The Secret Behind All Meditation Practices

by Steven Kessler

Maybe you've done various forms of meditation. Maybe you've done several kinds of yoga. Maybe you've had a prayer practice or a gratitude practice. But have you ever asked yourself, What's behind all of these practices? What are they all trying to do? What's the foundation of all of them?

The answer is, they're all attentional practices. They all make you practice holding your attention on one thing. They all instruct you to focus on one object of attention. When your attention moves away, they all tell you to bring it back.


Training Your Attention

Training your attention is the foundation of all these practices. As you do them, you are gaining control over your attention. Learning to voluntarily put it where you want it. Learning to notice when it has wandered and bring it back. You are stabilizing your attention.
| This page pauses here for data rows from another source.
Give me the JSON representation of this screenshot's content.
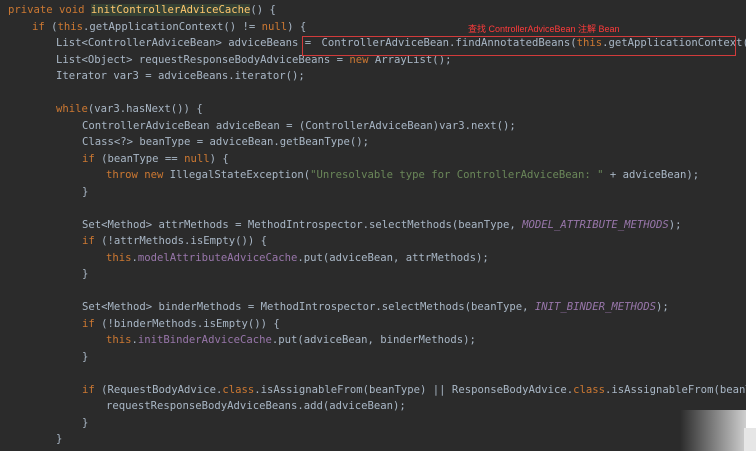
{
  "annotation": "查找 ControllerAdviceBean 注解 Bean",
  "code": {
    "l1_kw": "private void ",
    "l1_fn": "initControllerAdviceCache",
    "l1_rest": "() {",
    "l2_kw1": "if",
    "l2_a": " (",
    "l2_kw2": "this",
    "l2_b": ".getApplicationContext() != ",
    "l2_kw3": "null",
    "l2_c": ") {",
    "l3_a": "List<ControllerAdviceBean> adviceBeans = ",
    "l3_b": "ControllerAdviceBean.findAnnotatedBeans(",
    "l3_kw": "this",
    "l3_c": ".getApplicationContext());",
    "l4_a": "List<Object> requestResponseBodyAdviceBeans = ",
    "l4_kw": "new",
    "l4_b": " ArrayList();",
    "l5": "Iterator var3 = adviceBeans.iterator();",
    "l7_kw": "while",
    "l7_rest": "(var3.hasNext()) {",
    "l8": "ControllerAdviceBean adviceBean = (ControllerAdviceBean)var3.next();",
    "l9": "Class<?> beanType = adviceBean.getBeanType();",
    "l10_kw": "if",
    "l10_a": " (beanType == ",
    "l10_kw2": "null",
    "l10_b": ") {",
    "l11_kw1": "throw new",
    "l11_a": " IllegalStateException(",
    "l11_str": "\"Unresolvable type for ControllerAdviceBean: \"",
    "l11_b": " + adviceBean);",
    "l12": "}",
    "l14_a": "Set<Method> attrMethods = MethodIntrospector.selectMethods(beanType, ",
    "l14_const": "MODEL_ATTRIBUTE_METHODS",
    "l14_b": ");",
    "l15_kw": "if",
    "l15_a": " (!attrMethods.isEmpty()) {",
    "l16_kw": "this",
    "l16_a": ".",
    "l16_fld": "modelAttributeAdviceCache",
    "l16_b": ".put(adviceBean, attrMethods);",
    "l17": "}",
    "l19_a": "Set<Method> binderMethods = MethodIntrospector.selectMethods(beanType, ",
    "l19_const": "INIT_BINDER_METHODS",
    "l19_b": ");",
    "l20_kw": "if",
    "l20_a": " (!binderMethods.isEmpty()) {",
    "l21_kw": "this",
    "l21_a": ".",
    "l21_fld": "initBinderAdviceCache",
    "l21_b": ".put(adviceBean, binderMethods);",
    "l22": "}",
    "l24_kw": "if",
    "l24_a": " (RequestBodyAdvice.",
    "l24_kw2": "class",
    "l24_b": ".isAssignableFrom(beanType) || ResponseBodyAdvice.",
    "l24_kw3": "class",
    "l24_c": ".isAssignableFrom(beanType))",
    "l25": "requestResponseBodyAdviceBeans.add(adviceBean);",
    "l26": "}",
    "l27": "}"
  },
  "colors": {
    "background": "#2b2b2b",
    "keyword": "#cc7832",
    "method_decl": "#ffc66d",
    "string": "#6a8759",
    "field": "#9876aa",
    "text": "#a9b7c6",
    "highlight_box": "#d23b3b"
  }
}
And you are strengthening your attention. Attention is like a muscle: exercising it makes it grow stronger. The more you exercise it, the stronger it becomes. So as you do any of those practices, your voluntary control of your attention is getting stronger and your attention itself is getting stronger. You're developing a stronger, more stable attention, though your instructors may never have mentioned that.

You've actually done this same thing in many other areas of your life, whenever you learned a skill and then practiced it. No matter what it was -- whether you were learning piano, a sport, woodworking, mathematics, or cooking -- you were practicing putting your attention on one thing and holding it there. This is also the core of psychotherapy; what's different there it that the object of attention is yourself, rather than something outside of you.
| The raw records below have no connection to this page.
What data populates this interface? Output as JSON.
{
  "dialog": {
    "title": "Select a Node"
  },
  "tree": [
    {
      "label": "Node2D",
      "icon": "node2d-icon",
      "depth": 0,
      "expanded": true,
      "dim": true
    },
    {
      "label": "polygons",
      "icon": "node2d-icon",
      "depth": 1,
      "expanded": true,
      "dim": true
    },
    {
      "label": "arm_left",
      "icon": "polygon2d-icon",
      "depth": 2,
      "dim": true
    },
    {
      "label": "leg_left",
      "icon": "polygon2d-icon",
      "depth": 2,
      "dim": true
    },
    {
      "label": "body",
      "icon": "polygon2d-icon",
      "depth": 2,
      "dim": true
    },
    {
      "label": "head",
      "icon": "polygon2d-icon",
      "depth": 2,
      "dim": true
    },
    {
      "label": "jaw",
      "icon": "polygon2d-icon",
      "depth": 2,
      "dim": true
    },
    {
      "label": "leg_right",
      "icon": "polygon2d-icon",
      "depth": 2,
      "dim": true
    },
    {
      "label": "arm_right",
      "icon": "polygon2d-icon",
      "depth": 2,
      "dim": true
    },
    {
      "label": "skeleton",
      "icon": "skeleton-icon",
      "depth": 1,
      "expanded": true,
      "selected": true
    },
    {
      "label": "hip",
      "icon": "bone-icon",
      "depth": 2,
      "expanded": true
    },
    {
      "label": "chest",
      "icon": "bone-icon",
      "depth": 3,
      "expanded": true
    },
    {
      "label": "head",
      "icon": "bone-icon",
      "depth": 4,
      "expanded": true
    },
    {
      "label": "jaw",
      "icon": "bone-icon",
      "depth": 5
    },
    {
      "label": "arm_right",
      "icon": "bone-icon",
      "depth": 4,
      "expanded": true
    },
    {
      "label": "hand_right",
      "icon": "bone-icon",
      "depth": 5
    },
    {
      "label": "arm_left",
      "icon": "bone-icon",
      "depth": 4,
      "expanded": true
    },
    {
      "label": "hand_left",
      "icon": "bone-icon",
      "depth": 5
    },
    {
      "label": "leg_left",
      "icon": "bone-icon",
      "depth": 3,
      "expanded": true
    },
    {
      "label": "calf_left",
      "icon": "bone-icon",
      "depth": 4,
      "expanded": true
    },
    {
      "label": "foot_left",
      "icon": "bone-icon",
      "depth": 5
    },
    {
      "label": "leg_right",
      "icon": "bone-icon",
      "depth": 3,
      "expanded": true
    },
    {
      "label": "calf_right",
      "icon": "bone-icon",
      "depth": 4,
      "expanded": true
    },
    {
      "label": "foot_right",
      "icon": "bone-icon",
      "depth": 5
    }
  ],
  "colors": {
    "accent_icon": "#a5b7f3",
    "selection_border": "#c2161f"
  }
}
For learning nearly anything in life, the practice is the same: put your attention on one thing and hold it there. So you've been doing attentional practices all you life, but you've been doing them unconsciously because no one told you about this deeper layer. Now that you know about it, you can focus on training your attention consciously, on strengthening it and building your voluntary control over it.


Why Should You Care? 

You should care because training your attention is the most important thing you can do in life. All your other skills depend on the quality of your attention. A weak, flitting attention makes doing anything in life slower and harder. A strong, steady attention makes doing anything easier. It even makes being yourself easier, because it opens the door to knowing yourself. It smooths the path to knowing who you are, what you want, and what to choose in life. It allows you to navigate your life more skillfully. So why not put in the work to develop a strong, steady attention and take the easy path through life?

  • Yes…training our “habits of attention,” as Lynda Caesara puts it, puts us in the driver’s seat of our physical instrument, as well as of our mental and emotional bodies. Crucial!